I have other stories about various Great Grandfathers, but I’ll probably mix them up a little, they all brewed or made wine.  On my father’s mother’s side, down in Conway North Carolina, the farm had up until recently stayed in the family, the original land grant was signed in 1703.  Anyway, they grew Scuppernong grapes and made a sweet dessert wine with it.  One of my other great grandfathers on my Dad’s side, made his own hooch, did this during the 20′s.  He had a still made out of an old artillery shell, I would have loved seeing that.  Long story short, no one on his block got the flu, he was out passing out his medicine until the cops came by and asked if he knew about some guy in the neighborhood making illegal spirits, he quickly tossed it and never distilled again.
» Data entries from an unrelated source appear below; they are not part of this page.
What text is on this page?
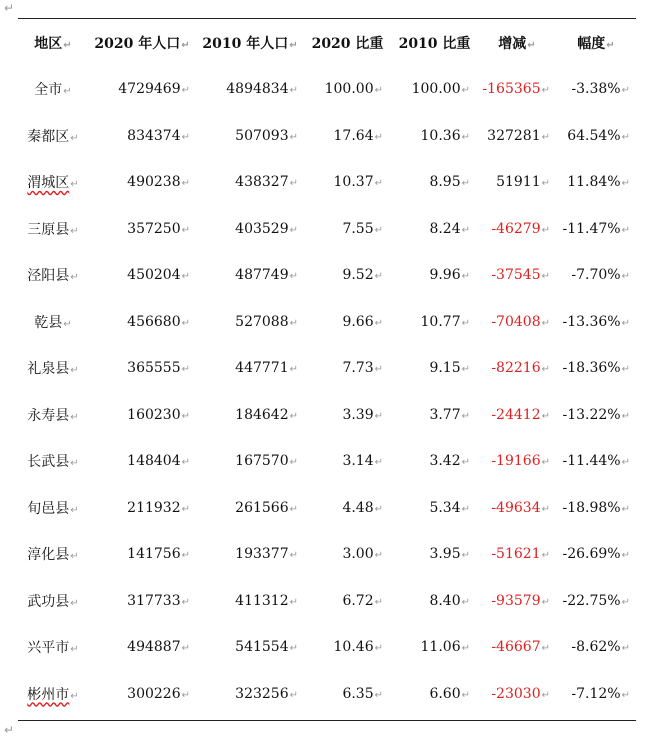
↵
地区↵	2020 年人口↵	2010 年人口↵	2020 比重	2010 比重	增减↵	幅度↵
全市↵	4729469↵	4894834↵	100.00↵	100.00↵	-165365↵	-3.38%↵
秦都区↵	834374↵	507093↵	17.64↵	10.36↵	327281↵	64.54%↵
渭城区↵	490238↵	438327↵	10.37↵	8.95↵	51911↵	11.84%↵
三原县↵	357250↵	403529↵	7.55↵	8.24↵	-46279↵	-11.47%↵
泾阳县↵	450204↵	487749↵	9.52↵	9.96↵	-37545↵	-7.70%↵
乾县↵	456680↵	527088↵	9.66↵	10.77↵	-70408↵	-13.36%↵
礼泉县↵	365555↵	447771↵	7.73↵	9.15↵	-82216↵	-18.36%↵
永寿县↵	160230↵	184642↵	3.39↵	3.77↵	-24412↵	-13.22%↵
长武县↵	148404↵	167570↵	3.14↵	3.42↵	-19166↵	-11.44%↵
旬邑县↵	211932↵	261566↵	4.48↵	5.34↵	-49634↵	-18.98%↵
淳化县↵	141756↵	193377↵	3.00↵	3.95↵	-51621↵	-26.69%↵
武功县↵	317733↵	411312↵	6.72↵	8.40↵	-93579↵	-22.75%↵
兴平市↵	494887↵	541554↵	10.46↵	11.06↵	-46667↵	-8.62%↵
彬州市↵	300226↵	323256↵	6.35↵	6.60↵	-23030↵	-7.12%↵
↵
I grew up Catholic, but my family wasn’t always Catholic, in only goes back a few generations.  How my family became Catholic is another beer related story.  My Great Grandfather was painting down by Catholic University during the 20′s.  Well, some friars down that way were brewing their own beer and the only way they would let him have any, is if he became Catholic.  Being a beer lover and not able to legally buy beer anywhere thanks to prohibition, he agreed and was later baptized.

So it’s in the blood.  When I first started out, I was talking to someone from the TTB.  They asked me why I wanted to start a brewery, I half jokingly said, “I want to be the first person in my family to do it legally.”